فَإِذَا جَاءَ وَعْدُ أُولَاهُمَا بَعَثْنَا عَلَيْكُمْ عِبَادًا لَنَا أُولِي بَأْسٍ شَدِيدٍ فَجَاسُوا خِلَالَ الدِّيَارِ وَكَانَ وَعْدً مَفْعُولًا (الإسراء [١٧]: ٥)

Maka apabila datang saat hukuman bagi (kejahatan) pertama dari kedua (kejahatan) itu, Kami datangkan kepadamu hamba-hamba Kami yang mempunyai kekuatan yang besar, lalu mereka merajalela di kampung-kampung, dan itulah ketetapan yang pasti terlaksana.” (Q.S. Al-Isra’ [17]: 5)

Kemaksiatan yang paling besar ialah karena mereka menyembah berhala dan membunuhi para nabi. Maka Allah Subhanahu wa Ta’ala mendatangkan Nebukadnezar ke Yerusalem lalu dihancurkanlah negeri itu dan “dia merajalela di kampung-kampung” dengan meruntuhkan dan meratakan dengan tanah seluruh bangunannya. Anak-anak dibunuh dan beribu-ribu tawanan dibawa ke Babilonia.

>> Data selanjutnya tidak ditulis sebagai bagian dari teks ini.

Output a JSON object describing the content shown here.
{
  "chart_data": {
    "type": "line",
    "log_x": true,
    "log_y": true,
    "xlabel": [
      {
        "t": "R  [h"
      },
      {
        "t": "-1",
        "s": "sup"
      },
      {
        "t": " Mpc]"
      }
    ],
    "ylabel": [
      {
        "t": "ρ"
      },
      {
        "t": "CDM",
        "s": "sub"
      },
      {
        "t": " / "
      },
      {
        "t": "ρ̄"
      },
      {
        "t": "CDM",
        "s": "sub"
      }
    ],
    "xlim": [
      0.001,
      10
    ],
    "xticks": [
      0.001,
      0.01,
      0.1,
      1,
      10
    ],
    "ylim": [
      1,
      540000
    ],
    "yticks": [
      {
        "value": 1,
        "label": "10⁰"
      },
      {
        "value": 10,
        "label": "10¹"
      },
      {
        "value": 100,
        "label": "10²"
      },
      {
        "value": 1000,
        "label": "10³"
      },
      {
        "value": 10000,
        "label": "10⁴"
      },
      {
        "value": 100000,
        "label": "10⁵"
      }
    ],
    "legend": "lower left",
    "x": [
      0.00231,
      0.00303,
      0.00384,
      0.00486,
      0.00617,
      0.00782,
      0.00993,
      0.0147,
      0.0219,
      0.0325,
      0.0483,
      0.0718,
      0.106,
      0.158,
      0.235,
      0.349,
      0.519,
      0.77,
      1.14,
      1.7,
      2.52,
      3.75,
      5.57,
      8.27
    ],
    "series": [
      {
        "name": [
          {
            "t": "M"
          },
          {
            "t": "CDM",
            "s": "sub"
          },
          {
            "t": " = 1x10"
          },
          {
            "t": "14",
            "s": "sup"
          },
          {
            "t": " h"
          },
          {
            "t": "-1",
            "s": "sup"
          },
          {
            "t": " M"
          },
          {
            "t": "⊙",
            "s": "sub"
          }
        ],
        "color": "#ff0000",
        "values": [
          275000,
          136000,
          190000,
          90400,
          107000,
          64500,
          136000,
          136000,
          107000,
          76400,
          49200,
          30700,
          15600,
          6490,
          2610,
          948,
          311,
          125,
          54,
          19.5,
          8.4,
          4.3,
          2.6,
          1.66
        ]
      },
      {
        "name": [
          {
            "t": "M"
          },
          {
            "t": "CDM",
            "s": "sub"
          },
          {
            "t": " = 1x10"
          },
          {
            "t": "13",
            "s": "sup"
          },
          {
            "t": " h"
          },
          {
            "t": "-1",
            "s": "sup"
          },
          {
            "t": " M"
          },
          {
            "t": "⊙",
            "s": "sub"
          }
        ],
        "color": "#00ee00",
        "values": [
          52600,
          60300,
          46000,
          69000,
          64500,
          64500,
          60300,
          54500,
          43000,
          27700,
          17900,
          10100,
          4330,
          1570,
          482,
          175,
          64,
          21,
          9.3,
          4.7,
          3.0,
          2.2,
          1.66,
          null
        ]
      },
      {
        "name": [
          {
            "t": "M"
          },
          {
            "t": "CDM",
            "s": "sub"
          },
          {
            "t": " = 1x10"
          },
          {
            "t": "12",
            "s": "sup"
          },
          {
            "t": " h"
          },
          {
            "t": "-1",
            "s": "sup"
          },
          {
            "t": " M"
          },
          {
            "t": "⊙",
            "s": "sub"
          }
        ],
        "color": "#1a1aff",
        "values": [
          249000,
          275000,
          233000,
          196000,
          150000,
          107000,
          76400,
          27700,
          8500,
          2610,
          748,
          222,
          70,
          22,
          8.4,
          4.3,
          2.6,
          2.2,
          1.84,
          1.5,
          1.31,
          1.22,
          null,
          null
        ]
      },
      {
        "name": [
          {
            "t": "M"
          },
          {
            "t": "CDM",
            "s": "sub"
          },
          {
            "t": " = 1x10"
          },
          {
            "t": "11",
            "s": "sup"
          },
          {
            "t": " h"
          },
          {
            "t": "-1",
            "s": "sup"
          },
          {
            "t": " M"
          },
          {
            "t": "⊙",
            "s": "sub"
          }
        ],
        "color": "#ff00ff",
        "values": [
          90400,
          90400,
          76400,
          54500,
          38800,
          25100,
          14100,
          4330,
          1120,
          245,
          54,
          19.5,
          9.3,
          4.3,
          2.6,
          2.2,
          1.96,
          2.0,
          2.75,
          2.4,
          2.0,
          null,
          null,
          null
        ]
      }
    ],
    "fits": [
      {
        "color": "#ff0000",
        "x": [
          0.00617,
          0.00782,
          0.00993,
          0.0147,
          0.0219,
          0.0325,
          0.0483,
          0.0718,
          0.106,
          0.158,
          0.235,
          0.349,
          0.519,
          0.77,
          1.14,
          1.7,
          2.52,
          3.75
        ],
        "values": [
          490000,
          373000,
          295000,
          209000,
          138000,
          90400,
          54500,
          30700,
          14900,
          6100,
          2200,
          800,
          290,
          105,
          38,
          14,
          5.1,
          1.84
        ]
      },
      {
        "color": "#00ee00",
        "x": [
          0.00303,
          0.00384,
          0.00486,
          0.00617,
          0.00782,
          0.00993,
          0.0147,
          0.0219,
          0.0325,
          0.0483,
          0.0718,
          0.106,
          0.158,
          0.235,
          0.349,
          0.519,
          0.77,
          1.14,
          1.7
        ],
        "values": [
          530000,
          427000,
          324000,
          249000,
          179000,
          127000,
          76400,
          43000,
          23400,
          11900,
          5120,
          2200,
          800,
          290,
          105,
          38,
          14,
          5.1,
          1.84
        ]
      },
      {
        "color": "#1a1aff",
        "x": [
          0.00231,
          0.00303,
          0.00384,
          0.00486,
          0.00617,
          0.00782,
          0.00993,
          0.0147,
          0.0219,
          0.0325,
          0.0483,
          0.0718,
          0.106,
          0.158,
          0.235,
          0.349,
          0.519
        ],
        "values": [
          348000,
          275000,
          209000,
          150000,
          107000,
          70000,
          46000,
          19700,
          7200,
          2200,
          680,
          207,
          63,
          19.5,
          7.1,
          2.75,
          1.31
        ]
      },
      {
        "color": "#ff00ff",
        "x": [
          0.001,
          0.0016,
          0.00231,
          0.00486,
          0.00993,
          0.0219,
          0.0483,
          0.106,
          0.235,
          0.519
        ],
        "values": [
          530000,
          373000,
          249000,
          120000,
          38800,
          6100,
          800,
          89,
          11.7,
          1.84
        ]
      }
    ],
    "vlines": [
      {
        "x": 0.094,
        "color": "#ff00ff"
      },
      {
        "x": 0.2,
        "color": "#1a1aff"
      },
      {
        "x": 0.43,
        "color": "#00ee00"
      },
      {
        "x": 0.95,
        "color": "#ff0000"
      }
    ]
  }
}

Kehancuran bangsa Yahudi ini terjadi 500 tahun sebelum Rasulullah Shallallahu alaihi wa salam hijrah ke Madinah dan sebelum adanya Isra’ dan Mi’raj.

Kehancuran Kedua:

إِنْ أَحْسَنْتُمْ أَحْسَنْتُمْ لِأَنْفُسِكُمْ وَإِنْ أَسَأْتُمْ فَلَهَا فَإِذَا جَاءَ وَعْدُ الْآخِرَةِ لِيَسُوءُوا وُجُوهَكُمْ وَلِيَدْخُلُوا الْمَسْجِدَ كَمَا دَخَلُوهُ أَوَّلَ مَرَّةٍ وَلِيُتَبِّرُوا مَا عَلَوْا تَتْبِيرًا(الإسراء [١٧]: ٧)

Jika kamu berbuat baik (berarti) kamu berbuat baik bagi dirimu sendiri dan jika kamu berbuat jahat maka kejahatan itu bagi dirimu sendiri, dan apabila datang saat hukuman bagi (kejahatan) yang kedua, (Kami datangkan orang-orang lain) untuk menyuramkan muka-muka kamu dan mereka masuk ke dalam masjid, sebagaimana musuh-musuhmu memasukinya pada kali pertama dan untuk membinasakan sehabis-habisnya apa saja yang mereka kuasai.” (Q.S. Al-Isra’ [17]: 7)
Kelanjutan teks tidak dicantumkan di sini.